When the K162 methylation site of PD-L1 was “knocked out” in T cells, the cytotoxicity of CD8+ T cells significantly decreased. This decrease was indicated by reduced expression of granzyme B and interferon-γ. Similarly, in immunodeficient mice treated with the same approach, the growth rate of transplanted tumors increased significantly. This increase was primarily due to a decrease in the number of CD8+ T cells within the tumors and a reduction in immune surveillance function.
Combining the conclusions from these two sets of experiments, it can be concluded that a decrease in the methylation level of the PD-L1 K162 site significantly weakens the cancer immune surveillance mediated by the PD-1/PD-L1 pathway. This weakening leads to tumor occurrence and development. The next step is to identify key enzymes that regulate methylation.
The study demonstrated that SETD7, a histone lysine N-methyltransferase, is the only enzyme capable of upregulating methylation at the PD-L1 K162 site. Deletion or mutation of the SETD7 gene, as well as abnormal interleukin-6 (IL-6) signaling, all affect the methylation of PD-L1 at K162. This influence affects the interaction between PD-1 and PD-L1, ultimately weakening the anti-tumor immune response. However, overexpression of SETD7 triggers resistance of tumors to PD-L1 inhibitors.

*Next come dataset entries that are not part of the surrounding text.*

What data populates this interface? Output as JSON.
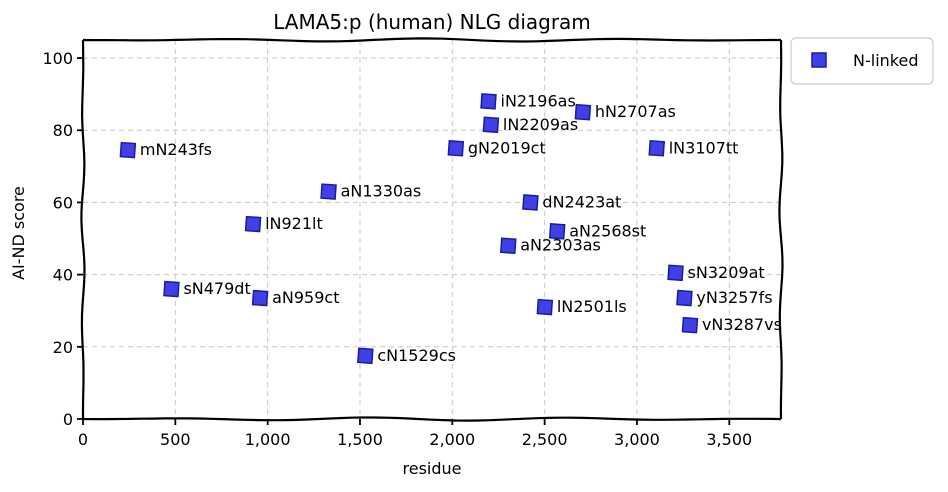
{
  "chart_data": {
    "type": "scatter",
    "title": "LAMA5:p (human) NLG diagram",
    "xlabel": "residue",
    "ylabel": "AI-ND score",
    "xlim": [
      0,
      3780
    ],
    "ylim": [
      0,
      105
    ],
    "xticks": [
      0,
      500,
      1000,
      1500,
      2000,
      2500,
      3000,
      3500
    ],
    "xtick_labels": [
      "0",
      "500",
      "1,000",
      "1,500",
      "2,000",
      "2,500",
      "3,000",
      "3,500"
    ],
    "yticks": [
      0,
      20,
      40,
      60,
      80,
      100
    ],
    "ytick_labels": [
      "0",
      "20",
      "40",
      "60",
      "80",
      "100"
    ],
    "grid": true,
    "legend_position": "outside-top-right",
    "series": [
      {
        "name": "N-linked",
        "color": "#1f1fe0",
        "marker": "square",
        "points": [
          {
            "x": 243,
            "y": 74.5,
            "label": "mN243fs"
          },
          {
            "x": 479,
            "y": 36,
            "label": "sN479dt"
          },
          {
            "x": 921,
            "y": 54,
            "label": "lN921lt"
          },
          {
            "x": 959,
            "y": 33.5,
            "label": "aN959ct"
          },
          {
            "x": 1330,
            "y": 63,
            "label": "aN1330as"
          },
          {
            "x": 1529,
            "y": 17.5,
            "label": "cN1529cs"
          },
          {
            "x": 2019,
            "y": 75,
            "label": "gN2019ct"
          },
          {
            "x": 2196,
            "y": 88,
            "label": "iN2196as"
          },
          {
            "x": 2209,
            "y": 81.5,
            "label": "lN2209as"
          },
          {
            "x": 2303,
            "y": 48,
            "label": "aN2303as"
          },
          {
            "x": 2423,
            "y": 60,
            "label": "dN2423at"
          },
          {
            "x": 2501,
            "y": 31,
            "label": "lN2501ls"
          },
          {
            "x": 2568,
            "y": 52,
            "label": "aN2568st"
          },
          {
            "x": 2707,
            "y": 85,
            "label": "hN2707as"
          },
          {
            "x": 3107,
            "y": 75,
            "label": "lN3107tt"
          },
          {
            "x": 3209,
            "y": 40.5,
            "label": "sN3209at"
          },
          {
            "x": 3257,
            "y": 33.5,
            "label": "yN3257fs"
          },
          {
            "x": 3287,
            "y": 26,
            "label": "vN3287vs"
          }
        ]
      }
    ]
  }
}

Conversely, lysine-specific demethylase 2 (LSD2), which can downregulate the methylation level of PD-L1 K162, acts in the opposite manner. It can decrease the methylation level of PD-L1 K162. LSD2 has a similar impact on the anti-tumor immune response in mice as the knockout of PD-L1 K162 methylation. Additionally, overexpression of LSD2 can enhance tumor sensitivity to PD-L1 inhibitors.
Based on these experimental results, the research team suggests that the methylation level of PD-L1 K162 can be used to predict the clinical efficacy of PD-1/PD-L1 inhibitors. They validated their findings using the TIMER/GSCA tumor immune database.
The analysis showed that the methylation level of PD-L1 K162, or the ratio of PD-L1 K162 methylation to the overall PD-L1 expression level (MPR), positively correlates with the infiltration quantity and cytotoxicity of CD8+ T cells within tumors. Patients who respond to PD-L1 inhibitors exhibit high expression of LSD2 and PD-L1, as well as low expression of SETD7. They also have a lower methylation level at the PD-L1 K162 site.
Using an MPR < 0.65 as a cutoff value, the specificity and sensitivity for predicting the response to PD-1 inhibitors in the treatment of non-small cell lung cancer (NSCLC) were 77.27% and 93.33%, respectively. An MPR < 0.65 was also associated with longer overall survival (OS) in patients, indicating that a lower methylation level at the PD-L1 K162 site is more favorable for immune therapy. This finding aligns with the experimental conclusions.
The researchers point out that patients with an MPR > 0.65, indicating a high methylation level at the PD-L1 K162 site, may have diminished cytotoxicity of CD8+ T cells within tumors after the binding of PD-1 and PD-L1. Therefore, PD-1/PD-L1 inhibitors may not be suitable for these patients, and alternative types of immunotherapeutic drugs, chemotherapy, radiotherapy, or other methods should be considered as priorities.
In summary, this study confirms that the methylation status of PD-L1 has a significant impact on anti-tumor immune responses and the efficacy of PD-1/PD-L1 inhibitors. Monitoring the methylation level of PD-L1 at K162 can serve as a novel strategy for predicting the efficacy of immune therapy and guiding precise clinical medication.
Reference
1. Huang, Changsheng, et al. “PD-L1 methylation restricts PD-L1/PD-1 interactions to control cancer immune surveillance.” Science Advances 9.21 (2023): eade4186.